When Success Feels Like You Did Something Wrong
Here's a situation that sounds ridiculous until you realize how common it is: a 25-year-old doubles his income, eliminates his debt, and positions himself to buy a home. And somehow, he's the one feeling guilty about it.
Brian, calling into The Ramsey Show from Van Nuys, California, recently walked away from a construction job to start his own handyman business. The numbers speak for themselves. He's pulling in about $120,000 a year now, compared to the $55,000 to $60,000 he made working for someone else. He's debt-free, has both personal and business emergency funds, and clients are lining up for his services.
So what's the problem? Family members keep questioning whether his pricing is fair and whether self-employment is actually stable. His former employer reached out asking if he plans to come back. And Brian told them he was taking a "break" when he left, not making a permanent exit, which has created some awkward expectations.
"I feel bad like I let my ex-employer down," Brian admitted.
The Math Doesn't Care About Your Feelings
Brian spent seven years in construction starting at age 18, earning roughly $30 an hour. That's solid work, but once he started charging market rates for skilled handyman services on his own, the income gap became impossible to ignore. He built up emergency funds on both sides of the business and has steady demand. By every measurable standard, this move worked.
Personal finance expert Dave Ramsey didn't waste time with the emotional hand-wringing. "I'm confused where the mistake might be," he said, pointing out the obvious contrast between Brian's old paycheck and his current earnings.
Co-host Ken Coleman tackled the stability concerns head-on. "The fact of the matter is, you are more stable working for you with the skill sets that you have," Coleman said. The idea that a W-2 automatically equals security while self-employment means risk is one of those myths that refuses to die, even when the evidence suggests otherwise.

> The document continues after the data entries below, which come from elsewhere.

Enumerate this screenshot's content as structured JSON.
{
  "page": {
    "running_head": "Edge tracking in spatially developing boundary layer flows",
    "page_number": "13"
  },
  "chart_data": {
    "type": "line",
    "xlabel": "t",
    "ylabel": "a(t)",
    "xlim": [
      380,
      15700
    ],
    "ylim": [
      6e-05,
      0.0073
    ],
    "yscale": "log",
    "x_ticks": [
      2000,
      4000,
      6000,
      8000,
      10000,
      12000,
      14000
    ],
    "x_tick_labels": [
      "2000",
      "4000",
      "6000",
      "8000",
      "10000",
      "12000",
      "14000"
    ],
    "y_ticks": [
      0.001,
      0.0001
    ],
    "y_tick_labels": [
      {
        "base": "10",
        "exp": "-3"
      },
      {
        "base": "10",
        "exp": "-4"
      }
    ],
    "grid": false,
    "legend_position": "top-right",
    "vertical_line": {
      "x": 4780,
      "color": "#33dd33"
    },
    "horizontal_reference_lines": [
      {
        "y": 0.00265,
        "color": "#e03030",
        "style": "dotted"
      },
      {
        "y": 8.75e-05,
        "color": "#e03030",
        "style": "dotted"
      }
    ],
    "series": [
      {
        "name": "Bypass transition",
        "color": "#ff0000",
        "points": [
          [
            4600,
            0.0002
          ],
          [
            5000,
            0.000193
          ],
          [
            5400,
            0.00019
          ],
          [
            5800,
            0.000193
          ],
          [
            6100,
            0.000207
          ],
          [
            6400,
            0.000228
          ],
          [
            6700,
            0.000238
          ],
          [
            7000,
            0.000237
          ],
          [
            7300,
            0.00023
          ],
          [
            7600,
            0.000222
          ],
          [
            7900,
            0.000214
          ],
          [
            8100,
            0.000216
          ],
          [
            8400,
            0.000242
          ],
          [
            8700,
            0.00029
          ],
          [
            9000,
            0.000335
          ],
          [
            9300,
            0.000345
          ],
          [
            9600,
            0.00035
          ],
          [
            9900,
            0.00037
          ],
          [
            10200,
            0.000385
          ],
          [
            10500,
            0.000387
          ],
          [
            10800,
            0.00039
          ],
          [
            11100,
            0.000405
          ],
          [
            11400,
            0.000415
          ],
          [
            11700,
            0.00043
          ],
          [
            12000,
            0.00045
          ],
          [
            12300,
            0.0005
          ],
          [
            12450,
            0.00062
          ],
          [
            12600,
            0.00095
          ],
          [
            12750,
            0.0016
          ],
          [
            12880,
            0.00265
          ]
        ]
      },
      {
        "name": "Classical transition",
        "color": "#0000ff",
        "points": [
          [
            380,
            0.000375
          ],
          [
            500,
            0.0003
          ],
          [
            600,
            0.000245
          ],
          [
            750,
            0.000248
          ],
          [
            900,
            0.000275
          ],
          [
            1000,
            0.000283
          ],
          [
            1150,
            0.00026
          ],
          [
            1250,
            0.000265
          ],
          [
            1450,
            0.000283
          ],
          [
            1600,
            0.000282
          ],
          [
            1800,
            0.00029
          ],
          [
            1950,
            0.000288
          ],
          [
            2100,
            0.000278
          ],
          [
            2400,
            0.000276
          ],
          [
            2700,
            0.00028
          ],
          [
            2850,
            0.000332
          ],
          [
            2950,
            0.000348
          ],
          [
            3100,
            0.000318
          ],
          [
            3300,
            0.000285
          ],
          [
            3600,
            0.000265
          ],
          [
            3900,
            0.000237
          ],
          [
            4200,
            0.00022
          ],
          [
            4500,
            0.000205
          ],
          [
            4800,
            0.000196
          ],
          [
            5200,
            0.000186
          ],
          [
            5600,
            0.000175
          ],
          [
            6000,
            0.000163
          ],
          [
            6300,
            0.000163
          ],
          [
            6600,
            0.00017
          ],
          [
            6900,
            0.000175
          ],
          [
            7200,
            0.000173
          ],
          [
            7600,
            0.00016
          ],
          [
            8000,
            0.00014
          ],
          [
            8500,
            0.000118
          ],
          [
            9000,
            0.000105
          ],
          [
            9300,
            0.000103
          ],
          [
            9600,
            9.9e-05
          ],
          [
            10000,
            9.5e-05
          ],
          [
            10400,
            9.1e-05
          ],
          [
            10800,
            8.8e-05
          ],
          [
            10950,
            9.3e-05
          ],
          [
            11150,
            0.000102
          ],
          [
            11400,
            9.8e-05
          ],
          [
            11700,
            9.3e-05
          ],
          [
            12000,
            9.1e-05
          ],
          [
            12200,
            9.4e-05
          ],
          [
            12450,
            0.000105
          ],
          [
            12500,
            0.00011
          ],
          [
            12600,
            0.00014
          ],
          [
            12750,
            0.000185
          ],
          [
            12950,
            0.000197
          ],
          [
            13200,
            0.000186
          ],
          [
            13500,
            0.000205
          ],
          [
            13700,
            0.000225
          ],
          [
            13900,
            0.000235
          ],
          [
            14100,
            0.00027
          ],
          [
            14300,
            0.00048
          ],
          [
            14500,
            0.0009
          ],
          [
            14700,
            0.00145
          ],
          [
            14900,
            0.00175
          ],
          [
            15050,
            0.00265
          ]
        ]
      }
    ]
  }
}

Security Isn't About Loyalty
Ramsey pushed back on the notion that loyalty to a former employer should trump a massive pay increase. He shared an example about a relative who believed corporate employment was the only real form of security, even when the income didn't support the lifestyle that belief promised.
His take on what security actually means was blunt and memorable: "Security comes from your ability to get up, leave the cave and kill something and drag it home."
In other words, security isn't tied to a company or a title. It's tied to skills that generate income. Brian has those skills, and the market is paying him twice as much for them as his old employer did. The guilt he's feeling isn't about money or stability. It's about the emotional weight of disappointing people who think traditional employment is the only safe path.
Sometimes the hardest part of making the right financial decision is dealing with everyone who thinks you made the wrong one.